Mr. Cole is well-known on Wall Street as the author of a lengthy paper published in 2017. He described how massive sums of money were effectively betting on volatility easing and remaining low, whether investors realized it or not. A spike in volatility in early 2018 demonstrated that he was correct.
He sees danger in the decades spent by investors becoming accustomed to an old paradigm that kept volatility in check. When trouble loomed and stocks fell, investors relied on the Fed’s rate cuts and, since 2008, bond buying to prop up bond prices. This would generate gains to compensate for stock losses. Then easy-money policies would assist in reviving lending—both in bond markets and by banks—which would lift stocks once more.
This pattern, which has repeated itself in each downturn since the late 1990s, explains the rise in popularity of passive investing, balanced portfolios of stocks and bonds, and specialty fund strategies such as risk parity and volatility control. All of these are implicit bets on volatility declining or remaining low: they are, in the jargon, short volatility.
According to analysts, over $1 trillion is still invested in these specialized strategies and trillions more in passive funds. Over $100 billion is invested in strategies that employ options to make explicit short volatility bets, which have been rebuilt following last year’s massive volatility spike, which was averted once again by the Fed.
“The implicit assumption of continued Fed support has significantly boosted the profitability of the short volatility trade,” Mr. Cole explained.
Artemis Capital’s response is to insure against rising volatility via options markets and to speculate on commodity and currency trends in the same way that it does with traditional stocks and bonds. There is a fifth leg to this stool as well: ownership of alternative currencies, which includes gold and, to a lesser extent, cryptocurrencies.
According to other investors, the increased role of government spending during the Covid-19 pandemic will exacerbate volatility. Governments will want inflation to run high in order to assist in eroding the size of the debt they have incurred.
“We know that when the economy slows again, fiscal stimulus, rather than monetary stimulus, will be the answer,” said Matt Smith, co-manager of Ruffer LLP’s Total Return Fund in London.
Ruffer believes that the next 30 years will follow a pattern similar to the last 30: a steady decline in inflation-adjusted asset values punctuated by occasional upcrashes or sudden rallies fueled by inflationary injections of government spending or tax cuts.
Mr.

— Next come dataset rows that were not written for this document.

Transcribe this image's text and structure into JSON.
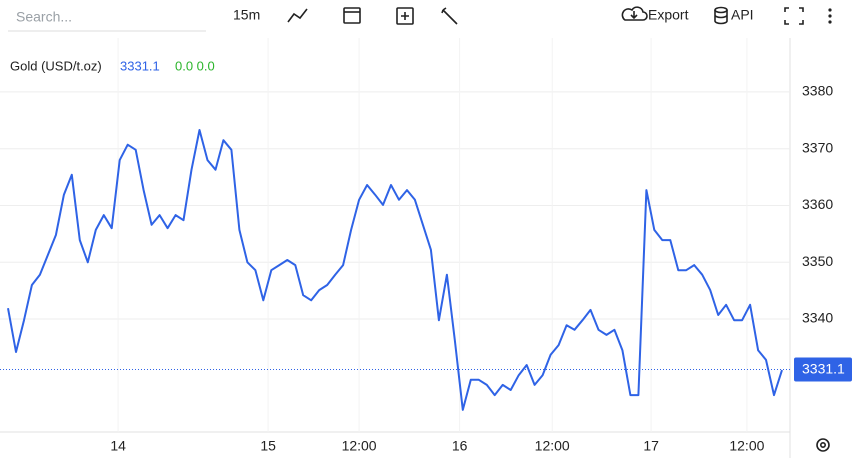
{
  "toolbar": {
    "search_placeholder": "Search...",
    "interval": "15m",
    "export": "Export",
    "api": "API"
  },
  "chart_data": {
    "type": "line",
    "legend_name": "Gold (USD/t.oz)",
    "change": "0.0 0.0",
    "last_price": 3331.1,
    "color": "#2f63e6",
    "values": [
      3341.9,
      3334.2,
      3339.8,
      3346.0,
      3347.8,
      3351.3,
      3354.8,
      3361.9,
      3365.4,
      3353.9,
      3350.0,
      3355.7,
      3358.3,
      3356.0,
      3368.0,
      3370.7,
      3369.8,
      3362.7,
      3356.6,
      3358.3,
      3356.0,
      3358.3,
      3357.4,
      3366.3,
      3373.3,
      3368.0,
      3366.3,
      3371.5,
      3369.8,
      3355.7,
      3350.0,
      3348.6,
      3343.3,
      3348.6,
      3349.5,
      3350.4,
      3349.5,
      3344.2,
      3343.3,
      3345.1,
      3346.0,
      3347.8,
      3349.5,
      3355.7,
      3361.0,
      3363.6,
      3361.9,
      3360.1,
      3363.6,
      3361.0,
      3362.7,
      3361.0,
      3356.6,
      3352.2,
      3339.8,
      3347.8,
      3336.3,
      3324.0,
      3329.3,
      3329.3,
      3328.4,
      3326.6,
      3328.4,
      3327.5,
      3330.1,
      3331.9,
      3328.4,
      3330.1,
      3333.7,
      3335.4,
      3338.9,
      3338.1,
      3339.8,
      3341.6,
      3338.1,
      3337.2,
      3338.1,
      3334.5,
      3326.6,
      3326.6,
      3362.7,
      3355.7,
      3353.9,
      3353.9,
      3348.6,
      3348.6,
      3349.5,
      3347.8,
      3345.1,
      3340.7,
      3342.5,
      3339.8,
      3339.8,
      3342.5,
      3334.5,
      3332.8,
      3326.6,
      3331.0
    ],
    "xlim": [
      0,
      97
    ],
    "xticks": [
      {
        "value": 13.8,
        "label": "14"
      },
      {
        "value": 32.6,
        "label": "15"
      },
      {
        "value": 44.0,
        "label": "12:00"
      },
      {
        "value": 56.6,
        "label": "16"
      },
      {
        "value": 68.2,
        "label": "12:00"
      },
      {
        "value": 80.6,
        "label": "17"
      },
      {
        "value": 92.6,
        "label": "12:00"
      }
    ],
    "ylim": [
      3320.1,
      3389.5
    ],
    "yticks": [
      3340,
      3350,
      3360,
      3370,
      3380
    ],
    "grid": true
  }
}
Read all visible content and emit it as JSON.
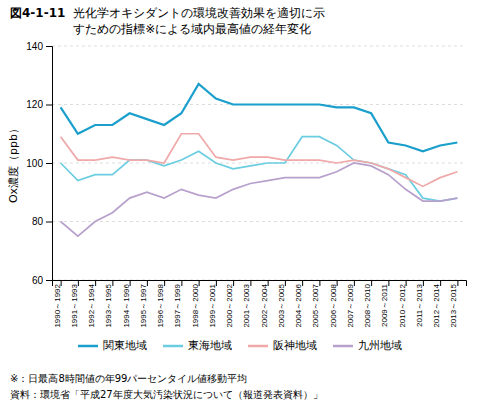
{
  "chart_data": {
    "type": "line",
    "title": "図4-1-11",
    "subtitle": [
      "光化学オキシダントの環境改善効果を適切に示",
      "すための指標※による域内最高値の経年変化"
    ],
    "y_label": "Ox濃度（ppb）",
    "categories": [
      "1990～1992",
      "1991～1993",
      "1992～1994",
      "1993～1995",
      "1994～1996",
      "1995～1997",
      "1996～1998",
      "1997～1999",
      "1998～2000",
      "1999～2001",
      "2000～2002",
      "2001～2003",
      "2002～2004",
      "2003～2005",
      "2004～2006",
      "2005～2007",
      "2006～2008",
      "2007～2009",
      "2008～2010",
      "2009～2011",
      "2010～2012",
      "2011～2013",
      "2012～2014",
      "2013～2015"
    ],
    "series": [
      {
        "name": "関東地域",
        "color": "#1a9fcc",
        "values": [
          119,
          110,
          113,
          113,
          117,
          115,
          113,
          117,
          127,
          122,
          120,
          120,
          120,
          120,
          120,
          120,
          119,
          119,
          117,
          107,
          106,
          104,
          106,
          107
        ]
      },
      {
        "name": "東海地域",
        "color": "#6acde0",
        "values": [
          100,
          94,
          96,
          96,
          101,
          101,
          99,
          101,
          104,
          100,
          98,
          99,
          100,
          100,
          109,
          109,
          106,
          101,
          100,
          98,
          96,
          88,
          87,
          88
        ]
      },
      {
        "name": "阪神地域",
        "color": "#f0a8a8",
        "values": [
          109,
          101,
          101,
          102,
          101,
          101,
          100,
          110,
          110,
          102,
          101,
          102,
          102,
          101,
          101,
          101,
          100,
          101,
          100,
          98,
          95,
          92,
          95,
          97
        ]
      },
      {
        "name": "九州地域",
        "color": "#b8a0cc",
        "values": [
          80,
          75,
          80,
          83,
          88,
          90,
          88,
          91,
          89,
          88,
          91,
          93,
          94,
          95,
          95,
          95,
          97,
          100,
          99,
          96,
          91,
          87,
          87,
          88
        ]
      }
    ],
    "ylim": [
      60,
      140
    ],
    "yticks": [
      60,
      80,
      100,
      120,
      140
    ],
    "grid": true,
    "legend": "bottom",
    "annotations": [
      "※：日最高8時間値の年99パーセンタイル値移動平均",
      "資料：環境省「平成27年度大気汚染状況について（報道発表資料）」"
    ]
  }
}
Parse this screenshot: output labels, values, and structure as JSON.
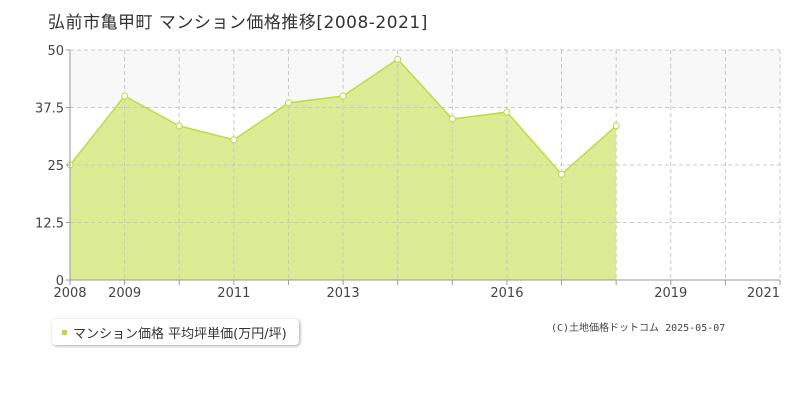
{
  "chart_data": {
    "type": "area",
    "title": "弘前市亀甲町 マンション価格推移[2008-2021]",
    "x": [
      2008,
      2009,
      2010,
      2011,
      2012,
      2013,
      2014,
      2015,
      2016,
      2017,
      2018,
      2019,
      2020,
      2021
    ],
    "series": [
      {
        "name": "マンション価格 平均坪単価(万円/坪)",
        "points": [
          {
            "x": 2008,
            "y": 25
          },
          {
            "x": 2009,
            "y": 40
          },
          {
            "x": 2010,
            "y": 33.5
          },
          {
            "x": 2011,
            "y": 30.5
          },
          {
            "x": 2012,
            "y": 38.5
          },
          {
            "x": 2013,
            "y": 40
          },
          {
            "x": 2014,
            "y": 48
          },
          {
            "x": 2015,
            "y": 35
          },
          {
            "x": 2016,
            "y": 36.5
          },
          {
            "x": 2017,
            "y": 23
          },
          {
            "x": 2018,
            "y": 33.5
          }
        ]
      }
    ],
    "xlim": [
      2008,
      2021
    ],
    "ylim": [
      0,
      50
    ],
    "xticks": [
      2008,
      2009,
      2011,
      2013,
      2016,
      2019,
      2021
    ],
    "yticks": [
      0,
      12.5,
      25,
      37.5,
      50
    ],
    "ytick_labels": [
      "0",
      "12.5",
      "25",
      "37.5",
      "50"
    ],
    "grid": true,
    "legend": "bottom-left",
    "colors": {
      "fill": "#dcec94",
      "line": "#bcdb44",
      "marker": "#bcdb44",
      "band": "#f9f8f8",
      "grid": "#c8c8c8",
      "axis": "#9a9a9a"
    }
  },
  "credit": "(C)土地価格ドットコム 2025-05-07"
}
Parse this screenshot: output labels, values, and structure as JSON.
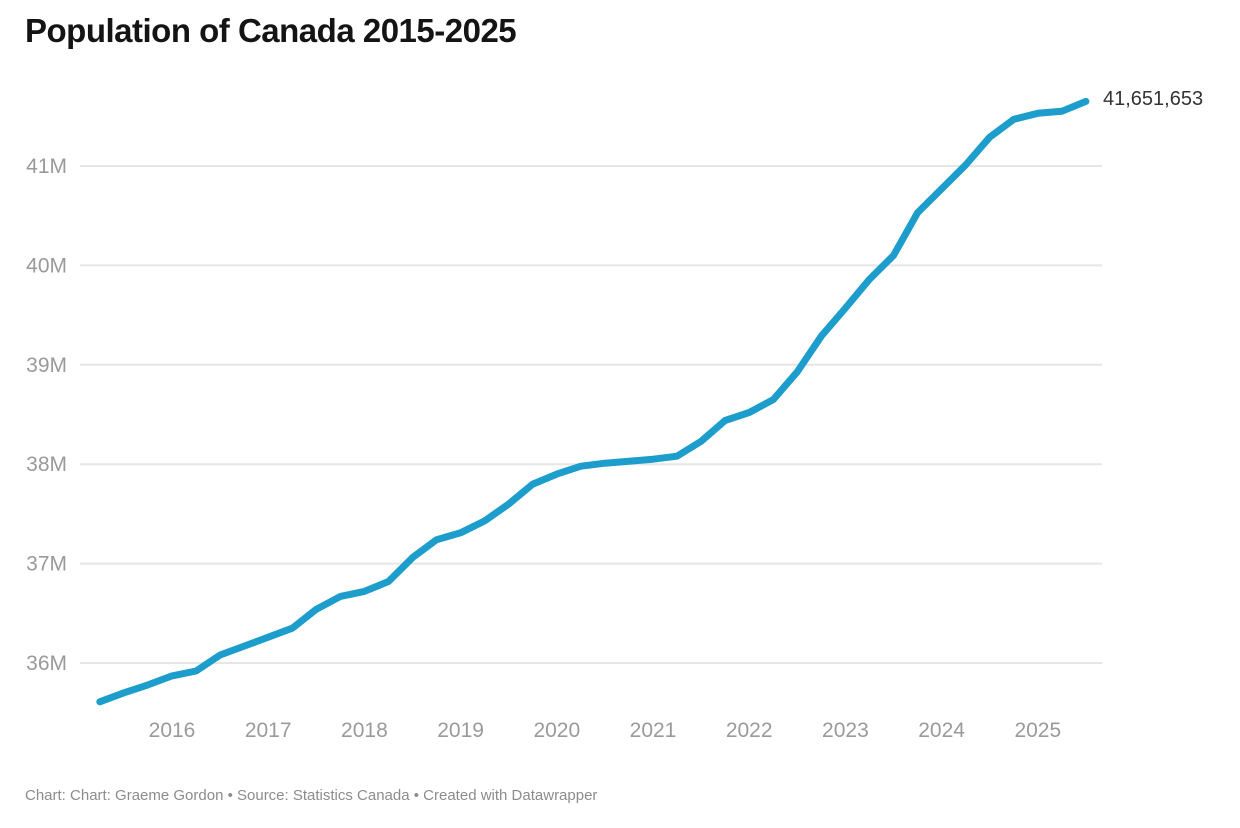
{
  "page": {
    "title": "Population of Canada 2015-2025",
    "footer": "Chart: Chart: Graeme Gordon • Source: Statistics Canada • Created with Datawrapper"
  },
  "colors": {
    "line": "#1d9dcc",
    "grid": "#e6e6e6",
    "tick_text": "#9a9a9a",
    "title_text": "#141414",
    "end_label_text": "#333333",
    "footer_text": "#8c8c8c",
    "background": "#ffffff"
  },
  "chart_data": {
    "type": "line",
    "title": "Population of Canada 2015-2025",
    "series_name": "Population of Canada",
    "xlabel": "",
    "ylabel": "",
    "grid": "horizontal",
    "legend": "none",
    "x_unit": "quarter",
    "y_unit": "persons (millions)",
    "xlim_years": [
      2015.17,
      2025.62
    ],
    "ylim_millions": [
      35.55,
      41.78
    ],
    "x": [
      "2015-04-01",
      "2015-07-01",
      "2015-10-01",
      "2016-01-01",
      "2016-04-01",
      "2016-07-01",
      "2016-10-01",
      "2017-01-01",
      "2017-04-01",
      "2017-07-01",
      "2017-10-01",
      "2018-01-01",
      "2018-04-01",
      "2018-07-01",
      "2018-10-01",
      "2019-01-01",
      "2019-04-01",
      "2019-07-01",
      "2019-10-01",
      "2020-01-01",
      "2020-04-01",
      "2020-07-01",
      "2020-10-01",
      "2021-01-01",
      "2021-04-01",
      "2021-07-01",
      "2021-10-01",
      "2022-01-01",
      "2022-04-01",
      "2022-07-01",
      "2022-10-01",
      "2023-01-01",
      "2023-04-01",
      "2023-07-01",
      "2023-10-01",
      "2024-01-01",
      "2024-04-01",
      "2024-07-01",
      "2024-10-01",
      "2025-01-01",
      "2025-04-01",
      "2025-07-01"
    ],
    "values_millions": [
      35.61,
      35.7,
      35.78,
      35.87,
      35.92,
      36.08,
      36.17,
      36.26,
      36.35,
      36.54,
      36.67,
      36.72,
      36.82,
      37.06,
      37.24,
      37.31,
      37.43,
      37.6,
      37.8,
      37.9,
      37.98,
      38.01,
      38.03,
      38.05,
      38.08,
      38.23,
      38.44,
      38.52,
      38.65,
      38.93,
      39.29,
      39.57,
      39.86,
      40.1,
      40.53,
      40.77,
      41.01,
      41.29,
      41.47,
      41.53,
      41.55,
      41.65
    ],
    "final_value_label": "41,651,653",
    "final_value_exact": 41651653,
    "y_ticks": [
      {
        "value": 36,
        "label": "36M"
      },
      {
        "value": 37,
        "label": "37M"
      },
      {
        "value": 38,
        "label": "38M"
      },
      {
        "value": 39,
        "label": "39M"
      },
      {
        "value": 40,
        "label": "40M"
      },
      {
        "value": 41,
        "label": "41M"
      }
    ],
    "x_ticks": [
      {
        "value": 2016,
        "label": "2016"
      },
      {
        "value": 2017,
        "label": "2017"
      },
      {
        "value": 2018,
        "label": "2018"
      },
      {
        "value": 2019,
        "label": "2019"
      },
      {
        "value": 2020,
        "label": "2020"
      },
      {
        "value": 2021,
        "label": "2021"
      },
      {
        "value": 2022,
        "label": "2022"
      },
      {
        "value": 2023,
        "label": "2023"
      },
      {
        "value": 2024,
        "label": "2024"
      },
      {
        "value": 2025,
        "label": "2025"
      }
    ]
  }
}
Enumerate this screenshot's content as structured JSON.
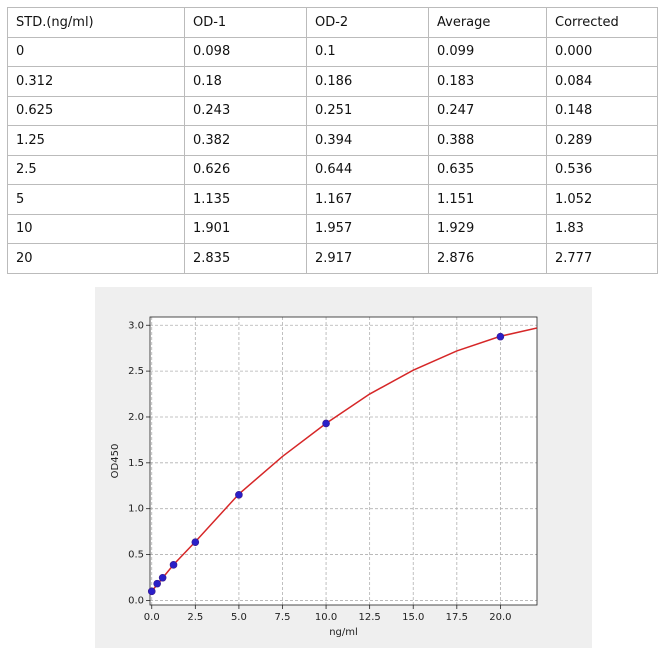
{
  "table": {
    "header": [
      "STD.(ng/ml)",
      "OD-1",
      "OD-2",
      "Average",
      "Corrected"
    ],
    "rows": [
      [
        "0",
        "0.098",
        "0.1",
        "0.099",
        "0.000"
      ],
      [
        "0.312",
        "0.18",
        "0.186",
        "0.183",
        "0.084"
      ],
      [
        "0.625",
        "0.243",
        "0.251",
        "0.247",
        "0.148"
      ],
      [
        "1.25",
        "0.382",
        "0.394",
        "0.388",
        "0.289"
      ],
      [
        "2.5",
        "0.626",
        "0.644",
        "0.635",
        "0.536"
      ],
      [
        "5",
        "1.135",
        "1.167",
        "1.151",
        "1.052"
      ],
      [
        "10",
        "1.901",
        "1.957",
        "1.929",
        "1.83"
      ],
      [
        "20",
        "2.835",
        "2.917",
        "2.876",
        "2.777"
      ]
    ]
  },
  "chart_data": {
    "type": "scatter",
    "x_label": "ng/ml",
    "y_label": "OD450",
    "x": [
      0,
      0.312,
      0.625,
      1.25,
      2.5,
      5,
      10,
      20
    ],
    "values": [
      0.099,
      0.183,
      0.247,
      0.388,
      0.635,
      1.151,
      1.929,
      2.876
    ],
    "color": "#2a1fc8",
    "fit_x": [
      0,
      1.25,
      2.5,
      5,
      7.5,
      10,
      12.5,
      15,
      17.5,
      20,
      22.1
    ],
    "fit_values": [
      0.1,
      0.39,
      0.64,
      1.16,
      1.57,
      1.93,
      2.25,
      2.51,
      2.72,
      2.88,
      2.97
    ],
    "fit_color": "#d62728",
    "xlim": [
      -0.1,
      22.1
    ],
    "ylim": [
      -0.05,
      3.09
    ],
    "xticks": [
      {
        "value": 0,
        "label": "0.0"
      },
      2.5,
      {
        "value": 5,
        "label": "5.0"
      },
      7.5,
      {
        "value": 10,
        "label": "10.0"
      },
      12.5,
      {
        "value": 15,
        "label": "15.0"
      },
      17.5,
      {
        "value": 20,
        "label": "20.0"
      }
    ],
    "yticks": [
      {
        "value": 0,
        "label": "0.0"
      },
      0.5,
      {
        "value": 1,
        "label": "1.0"
      },
      1.5,
      {
        "value": 2,
        "label": "2.0"
      },
      2.5,
      {
        "value": 3,
        "label": "3.0"
      }
    ],
    "grid": true
  }
}
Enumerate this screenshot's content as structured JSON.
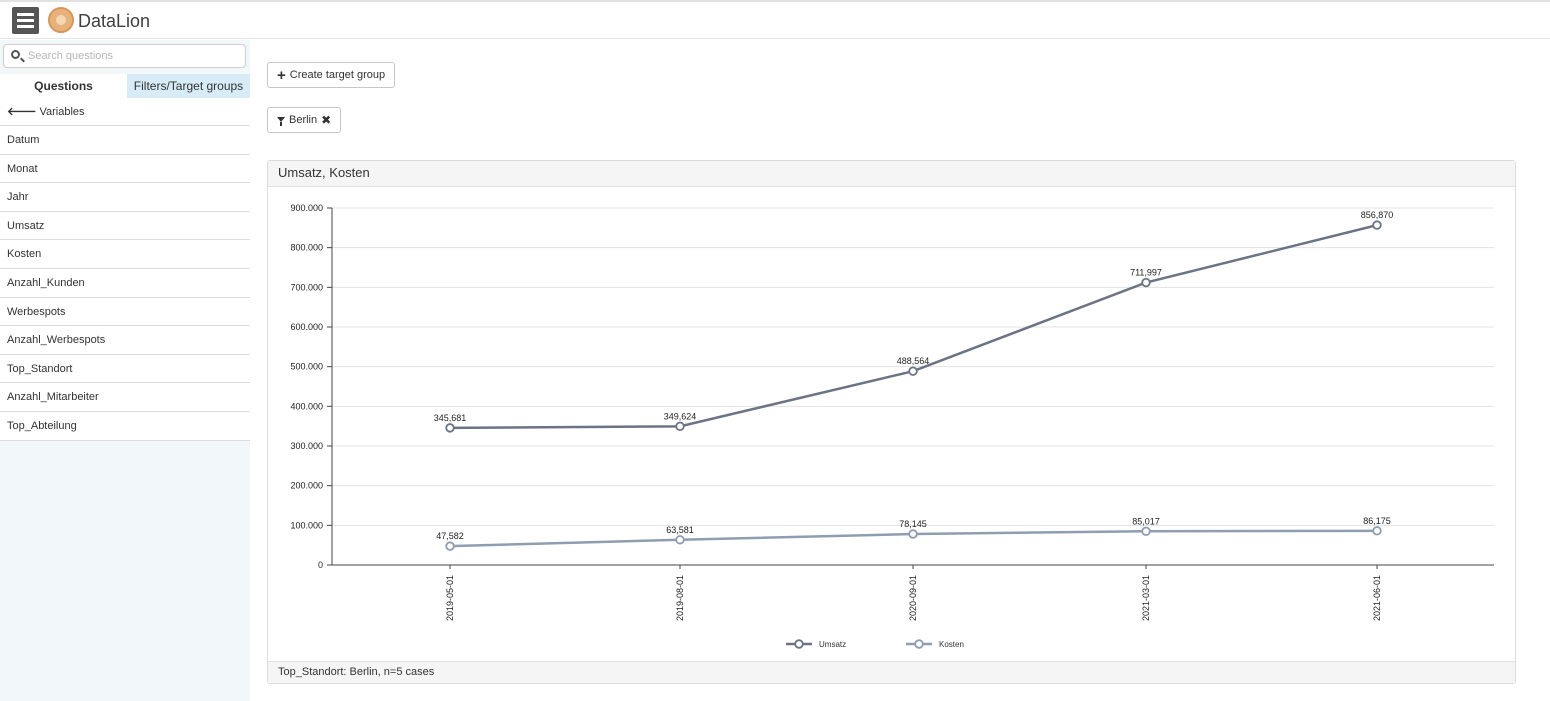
{
  "app": {
    "title": "DataLion"
  },
  "header": {
    "menu_icon": "hamburger-menu-icon",
    "logo_icon": "lion-logo-icon"
  },
  "sidebar": {
    "search": {
      "placeholder": "Search questions",
      "value": ""
    },
    "tabs": [
      {
        "label": "Questions"
      },
      {
        "label": "Filters/Target groups"
      }
    ],
    "back_label": "Variables",
    "variables": [
      "Datum",
      "Monat",
      "Jahr",
      "Umsatz",
      "Kosten",
      "Anzahl_Kunden",
      "Werbespots",
      "Anzahl_Werbespots",
      "Top_Standort",
      "Anzahl_Mitarbeiter",
      "Top_Abteilung"
    ]
  },
  "toolbar": {
    "create_label": "Create target group",
    "filter_label": "Berlin"
  },
  "panel": {
    "title": "Umsatz, Kosten",
    "footer": "Top_Standort: Berlin, n=5 cases"
  },
  "chart_data": {
    "type": "line",
    "title": "Umsatz, Kosten",
    "x": [
      "2019-05-01",
      "2019-08-01",
      "2020-09-01",
      "2021-03-01",
      "2021-06-01"
    ],
    "series": [
      {
        "name": "Umsatz",
        "values": [
          345681,
          349624,
          488564,
          711997,
          856870
        ],
        "labels": [
          "345,681",
          "349,624",
          "488,564",
          "711,997",
          "856,870"
        ],
        "color": "#6b7385"
      },
      {
        "name": "Kosten",
        "values": [
          47582,
          63581,
          78145,
          85017,
          86175
        ],
        "labels": [
          "47,582",
          "63,581",
          "78,145",
          "85,017",
          "86,175"
        ],
        "color": "#8e9db0"
      }
    ],
    "yticks": [
      "0",
      "100.000",
      "200.000",
      "300.000",
      "400.000",
      "500.000",
      "600.000",
      "700.000",
      "800.000",
      "900.000"
    ],
    "ylim": [
      0,
      900000
    ],
    "grid": true,
    "legend": "bottom-center"
  }
}
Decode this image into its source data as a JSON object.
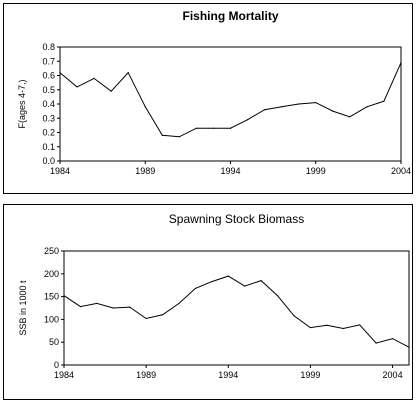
{
  "chart_data": [
    {
      "type": "line",
      "title": "Fishing Mortality",
      "xlabel": "",
      "ylabel": "F(ages 4-7,)",
      "xlim": [
        1984,
        2004
      ],
      "ylim": [
        0,
        0.8
      ],
      "x_ticks": [
        1984,
        1989,
        1994,
        1999,
        2004
      ],
      "y_ticks": [
        0.0,
        0.1,
        0.2,
        0.3,
        0.4,
        0.5,
        0.6,
        0.7,
        0.8
      ],
      "y_tick_labels": [
        "0.0",
        "0.1",
        "0.2",
        "0.3",
        "0.4",
        "0.5",
        "0.6",
        "0.7",
        "0.8"
      ],
      "grid": false,
      "series": [
        {
          "x": [
            1984,
            1985,
            1986,
            1987,
            1988,
            1989,
            1990,
            1991,
            1992,
            1993,
            1994,
            1995,
            1996,
            1997,
            1998,
            1999,
            2000,
            2001,
            2002,
            2003,
            2004
          ],
          "values": [
            0.62,
            0.52,
            0.58,
            0.49,
            0.62,
            0.38,
            0.18,
            0.17,
            0.23,
            0.23,
            0.23,
            0.29,
            0.36,
            0.38,
            0.4,
            0.41,
            0.35,
            0.31,
            0.38,
            0.42,
            0.69
          ]
        }
      ]
    },
    {
      "type": "line",
      "title": "Spawning Stock Biomass",
      "xlabel": "",
      "ylabel": "SSB in 1000 t",
      "xlim": [
        1984,
        2005
      ],
      "ylim": [
        0,
        250
      ],
      "x_ticks": [
        1984,
        1989,
        1994,
        1999,
        2004
      ],
      "y_ticks": [
        0,
        50,
        100,
        150,
        200,
        250
      ],
      "y_tick_labels": [
        "0",
        "50",
        "100",
        "150",
        "200",
        "250"
      ],
      "grid": false,
      "series": [
        {
          "x": [
            1984,
            1985,
            1986,
            1987,
            1988,
            1989,
            1990,
            1991,
            1992,
            1993,
            1994,
            1995,
            1996,
            1997,
            1998,
            1999,
            2000,
            2001,
            2002,
            2003,
            2004,
            2005
          ],
          "values": [
            152,
            128,
            135,
            125,
            127,
            102,
            110,
            135,
            168,
            183,
            195,
            173,
            185,
            152,
            108,
            82,
            87,
            80,
            88,
            48,
            58,
            39
          ]
        }
      ]
    }
  ]
}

Smith stated that governments such as the United States will reduce their debts over time through inflation, as happened following World War II. They will not do so by attempting to repay debt through spending cuts and increased taxes, as they have done since the 1990s.
Ruffer’s strategy is to invest in inflation-linked bonds, gold, and possibly bitcoin in order to hedge against inflation—although a recent experiment with bitcoin ended in April due to the cryptocurrency’s massive rally.
Mr. Smith also protects himself from a spike in volatility by betting on corporate debt in credit derivatives markets: He purchases default protection on the most popular companies that are the cheapest to insure and sells it on a few of the most deeply unpopular.
To hedge against the risk of inflationary bursts, he also invests in companies that benefit from rising bond yields. At the moment, that means banks, particularly inexpensive ones in the United Kingdom and Europe.
There are additional ETFs that provide direct protection against volatility and inflation, such as Nancy Davis’ Interest Rate Volatility and Inflation Hedge ETF at Quadratic Capital Management. It is designed to profit from rising interest rate volatility and long-term yields increasing faster than short-term yields, while also investing in inflation-linked Treasury securities.
Ms. Davis stated that the fund is intended to provide a better hedge against inflation than investing in esoteric commodities that become popular, such as lumber.